As infecções normalmente associadas a catéter vêm acompanhadas de sinais e sintomas locais 
bastante característicos, como edema ou inchaço local, eritema, presença de material secretivo (pus), 
com ou sem a presença de febre.
A bacteremia relacionada ao catéter é confirmada pela presença de sintomas como febre e/ou 
calafrios em pacientes com catéter venoso central sem outro foco infeccioso aparente. Nesses casos, a 
conduta adequada exige que o paciente seja submetido à coleta de hemoculturas, as quais devem ser 
colhidas tanto de pontos periféricos quanto do próprio catéter. Entre as técnicas de investigação 
de catéteres existentes, destaca-se a técnica de Maki, a qual considera valores positivos quando há 
mais de 15 UFC/placa de determinado microrganismo.

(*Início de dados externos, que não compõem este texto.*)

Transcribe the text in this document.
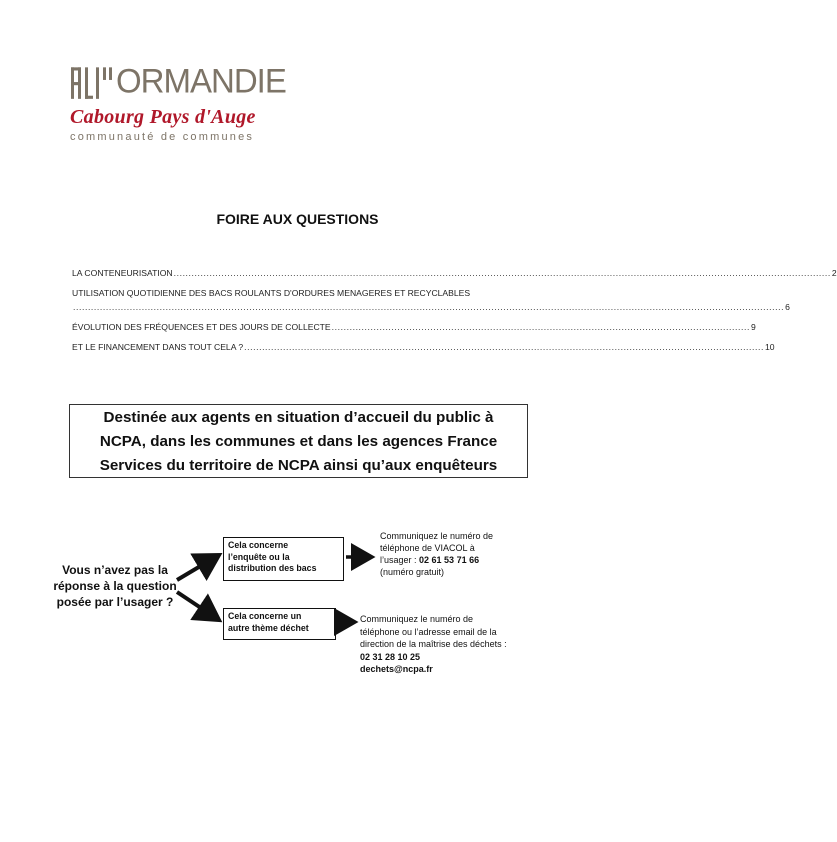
ORMANDIE
Cabourg Pays d'Auge
communauté de communes
FOIRE AUX QUESTIONS
LA CONTENEURISATION ............................................................................................................................................................................................................................ 2
UTILISATION QUOTIDIENNE DES BACS ROULANTS D'ORDURES MENAGERES ET RECYCLABLES
.............................................................................................................................................................................................................................................. 6
ÉVOLUTION DES FRÉQUENCES ET DES JOURS DE COLLECTE ............................................................................................................................................ 9
ET LE FINANCEMENT DANS TOUT CELA ? .............................................................................................................................................................................. 10
Destinée aux agents en situation d’accueil du public à
NCPA, dans les communes et dans les agences France
Services du territoire de NCPA ainsi qu’aux enquêteurs
Vous n’avez pas la
réponse à la question
posée par l’usager ?
Cela concerne
l’enquête ou la
distribution des bacs
Cela concerne un
autre thème déchet
Communiquez le numéro de
téléphone de VIACOL à
l’usager : 02 61 53 71 66
(numéro gratuit)
Communiquez le numéro de
téléphone ou l’adresse email de la
direction de la maîtrise des déchets :
02 31 28 10 25
dechets@ncpa.fr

As infecções do sítio de inserção dos acessos vasculares geralmente são de menor importância e 
gravidade se comparadas àquelas que ocorrem diretamente na corrente sanguínea. No entanto, tais 
infecções conduzem a duas reflexões bastante significativas: a primeira indica uma necessidade óbvia 
de intervenção preventiva e específica, a segunda utiliza tal processo infeccioso como indicador de 
qualidade da assistência/atendimento.
Entre os agentes infecciosos normalmente associados a infecções em catéteres periféricos, os 
quais invariavelmente estão fortemente associados a bacteremias, destacam-se as bactérias do gênero 
Staphylococcus spp., precisamente S. aureus e Staphylococcus coagulase negativos (SCoN), que 
por muito tempo foram consideradas unicamente contaminantes de amostras e, atualmente, estão 
fortemente associadas a bacteremias bactérias da família Enterobacteriaceae, bacilos Gram-negativos 
não fermentadores como Pseudomonas spp. e fungos como do gênero Candida spp.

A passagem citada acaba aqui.